If 0.003 POKT token is minted as a result of a call, that portal operator will be charged exactly the same amount. Any free tiers or promotional access will be at their expense (unless, of course, DAO passes a proposal to subsidize and/or support any portal operators in this new area).
Flow of Funds
- Portal operators and Pocket DAO (with feedback from node runners) agree on a price for each chain.
For example, say, $0.00075 per relay for a particular chain. This fiat value is converted to POKT weekly. For example, at the time of writing this doc, POKT trades at $0.25. So, each call would cost 0.003 POKT - We set the RTTM value for that chain so it rewards (i.e. mints) exactly that much POKT per relay.
For example, 0.003 POKT will be minted for that relay as a reward upon claim/proof. - At the end of the week, we keep a tally of how much new POKT is minted as a result of relay rewards in these chains, and for which portal operator and we charge them for that amount in POKT
For example, if Portal Operator XYZ made 100000 calls, there would be 100,000x0.003 = 300 POKT minted.
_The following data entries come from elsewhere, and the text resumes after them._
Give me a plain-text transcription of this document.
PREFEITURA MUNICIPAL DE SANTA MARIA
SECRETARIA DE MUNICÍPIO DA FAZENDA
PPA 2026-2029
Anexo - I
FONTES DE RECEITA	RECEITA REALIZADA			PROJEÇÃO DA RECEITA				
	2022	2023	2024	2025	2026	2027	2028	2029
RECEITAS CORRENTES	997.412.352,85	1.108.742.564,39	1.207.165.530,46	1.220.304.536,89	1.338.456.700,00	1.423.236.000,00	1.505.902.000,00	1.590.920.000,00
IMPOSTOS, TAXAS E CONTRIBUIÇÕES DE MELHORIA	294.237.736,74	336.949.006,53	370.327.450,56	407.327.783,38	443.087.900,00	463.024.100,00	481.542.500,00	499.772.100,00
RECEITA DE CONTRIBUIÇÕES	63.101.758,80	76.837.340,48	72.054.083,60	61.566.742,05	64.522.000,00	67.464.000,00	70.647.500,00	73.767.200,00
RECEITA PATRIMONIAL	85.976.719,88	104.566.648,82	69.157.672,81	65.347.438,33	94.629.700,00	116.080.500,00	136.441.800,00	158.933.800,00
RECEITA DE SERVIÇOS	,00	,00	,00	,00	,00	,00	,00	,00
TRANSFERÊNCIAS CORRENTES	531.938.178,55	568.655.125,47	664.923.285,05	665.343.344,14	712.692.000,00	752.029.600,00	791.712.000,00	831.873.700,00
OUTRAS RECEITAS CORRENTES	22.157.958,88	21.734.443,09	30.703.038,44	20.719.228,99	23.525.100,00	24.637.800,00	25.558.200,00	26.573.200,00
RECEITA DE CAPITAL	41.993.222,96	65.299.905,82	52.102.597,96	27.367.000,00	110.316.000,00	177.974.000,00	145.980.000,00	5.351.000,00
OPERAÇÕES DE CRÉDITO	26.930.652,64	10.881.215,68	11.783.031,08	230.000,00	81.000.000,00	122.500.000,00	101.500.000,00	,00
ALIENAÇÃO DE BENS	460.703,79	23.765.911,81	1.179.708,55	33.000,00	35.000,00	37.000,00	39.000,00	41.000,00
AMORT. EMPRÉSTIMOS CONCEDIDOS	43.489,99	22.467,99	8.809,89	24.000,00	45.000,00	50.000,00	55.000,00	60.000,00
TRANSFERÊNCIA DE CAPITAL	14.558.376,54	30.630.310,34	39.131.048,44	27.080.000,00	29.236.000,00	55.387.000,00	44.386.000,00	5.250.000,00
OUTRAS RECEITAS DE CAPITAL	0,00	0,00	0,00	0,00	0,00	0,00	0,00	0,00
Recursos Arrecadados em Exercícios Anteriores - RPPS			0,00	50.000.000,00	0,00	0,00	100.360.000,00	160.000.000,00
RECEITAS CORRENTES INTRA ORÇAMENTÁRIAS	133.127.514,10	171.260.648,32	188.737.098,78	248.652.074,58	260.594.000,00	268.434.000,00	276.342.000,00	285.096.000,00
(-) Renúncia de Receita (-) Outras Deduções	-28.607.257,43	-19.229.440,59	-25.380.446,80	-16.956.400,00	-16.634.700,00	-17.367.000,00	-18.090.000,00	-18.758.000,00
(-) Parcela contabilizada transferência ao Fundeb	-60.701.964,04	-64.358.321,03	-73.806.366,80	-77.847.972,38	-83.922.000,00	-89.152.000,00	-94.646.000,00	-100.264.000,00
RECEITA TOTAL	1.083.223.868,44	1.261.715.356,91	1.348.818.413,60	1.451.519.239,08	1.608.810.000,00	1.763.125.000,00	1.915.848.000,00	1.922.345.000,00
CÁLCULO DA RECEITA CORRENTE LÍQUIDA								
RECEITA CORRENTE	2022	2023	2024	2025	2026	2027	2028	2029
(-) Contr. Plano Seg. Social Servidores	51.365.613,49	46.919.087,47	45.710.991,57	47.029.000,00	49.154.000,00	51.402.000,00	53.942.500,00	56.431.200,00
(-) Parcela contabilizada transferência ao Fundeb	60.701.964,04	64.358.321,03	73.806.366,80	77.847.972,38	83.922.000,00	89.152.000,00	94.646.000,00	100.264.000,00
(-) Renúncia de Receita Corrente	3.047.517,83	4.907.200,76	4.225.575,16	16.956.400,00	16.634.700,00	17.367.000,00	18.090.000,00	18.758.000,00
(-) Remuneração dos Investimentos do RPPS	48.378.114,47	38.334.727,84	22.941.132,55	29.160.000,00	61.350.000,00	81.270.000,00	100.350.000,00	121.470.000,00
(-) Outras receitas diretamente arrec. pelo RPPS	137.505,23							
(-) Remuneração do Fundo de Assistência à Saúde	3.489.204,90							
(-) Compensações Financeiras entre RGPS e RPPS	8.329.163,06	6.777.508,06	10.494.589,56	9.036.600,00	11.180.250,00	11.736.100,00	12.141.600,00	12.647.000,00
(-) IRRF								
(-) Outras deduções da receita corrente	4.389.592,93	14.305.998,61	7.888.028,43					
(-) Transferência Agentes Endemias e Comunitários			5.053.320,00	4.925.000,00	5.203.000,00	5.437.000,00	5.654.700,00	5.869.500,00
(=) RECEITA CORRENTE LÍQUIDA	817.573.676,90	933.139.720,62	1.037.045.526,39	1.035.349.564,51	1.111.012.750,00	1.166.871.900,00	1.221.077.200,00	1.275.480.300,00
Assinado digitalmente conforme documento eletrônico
So, we charge that operator 300 POKT. - We burn their payment to avoid inflation. Burn will be 1:1.
In terms of ops: Above calculations are not hard at all. They are all recorded in the blockchain as part of the claim/proof cycle. Public tools such as PoktScan already show individual app performance. If needed, a more purpose-built tool can be created easily to see which app did what.